Some time ago, I was considering attending a morning meditation. I knew that the local Zen center had an early morning sit at 6 AM. I’d been on the periphery of their proceedings for a while, but had never committed to actually going to the morning session. I could easily make excuses for not going: it wasn’t convenient, I could more easily sit by myself at home, I didn’t know the routines, etc. I was actually pretty stagnant in my practice, and growing frustrated with it. I finally got tired of my own mental sludge, so one morning I went.

My first impression was of the teacher, who seemed to be relaxed as he sat. Even more, he appeared to be at ease with his posture. The environment was conducive to meditation. The altar had candles, the cushions were arranged neatly, and the people who were already there welcomed me with few words and open hearts. I took a place, and faced the wall as was the practice in this tradition.

The bell rang three times at precisely 6 AM. Since this was my first time at this particular event, I didn’t know what to expect. More importantly, I didn’t have any expectations. The teacher then planted a seed for our consideration, which was his way.  He said “The purpose of meditation is to accept yourself fully, exactly as you are.”

At that moment I felt myself swell with tension. I immediately recognized it as anger. It was interesting that I had been sitting there since before the bell rang, and my thoughts were relatively clear. I envisioned the anger that washed through me as making myself become much bigger, in the way Brutus seems to grow large when overwhelming Popeye. I also saw myself, in the large version, reach over and grab the teacher by the neck and let him know: “I CAME DOWN HERE TO GET AWAY FROM THAT PERSON.”

But that was all he said. It was a simple statement, without judgment or condemnation. There wasn’t any encouragement to it, either. It was a simple statement for consideration, a seed of contemplation.

Needless to say, I had more than enough to meditate upon. How could he have known so aptly my state of mind? Why did I have to face that part of myself today, when what I needed most was a break from the war within myself? What exactly is involved in accepting myself exactly as I am? And is acceptance of myself truly the purpose of meditation? I thought meditation was something special. I thought there was some technique or process, perhaps a trick, to find peace. If all of the above is true, then acceptance would have to be that process, or trick. But that kind of acceptance is so often unacceptable.

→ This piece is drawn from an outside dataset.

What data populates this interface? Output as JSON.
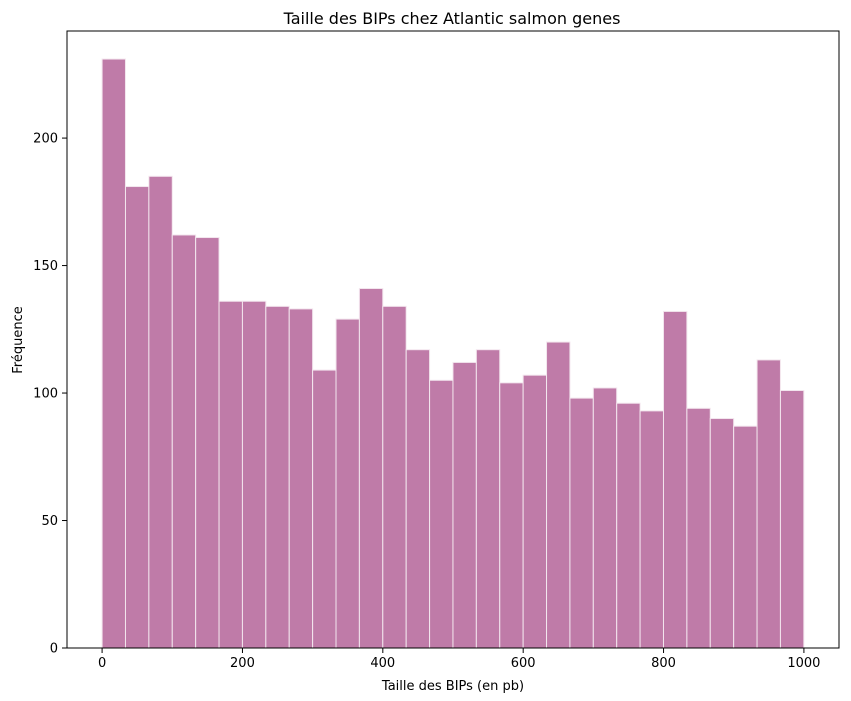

Needless to say, I managed to sit silently through this reaction. This wasn’t my first time “on the cushion”. In fact, I managed to sit for the next 35 minutes without moving. The place was tranquil in the stillness of the morning. All the others who were there somehow managed to sit silently as well. However, the thoughts and emotions within me raged and tugged in all directions. One might say that I was dragging a lot of baggage around with myself. I was far from “accepting myself exactly as I am.”

I managed to endure through the sit that morning. When I walked out of the center, I felt a wave of peacefulness that I didn’t walk in with. I even went back. I made a habit of going. Somehow, I had accepted myself, exactly as I was, for 35 minutes. It felt good.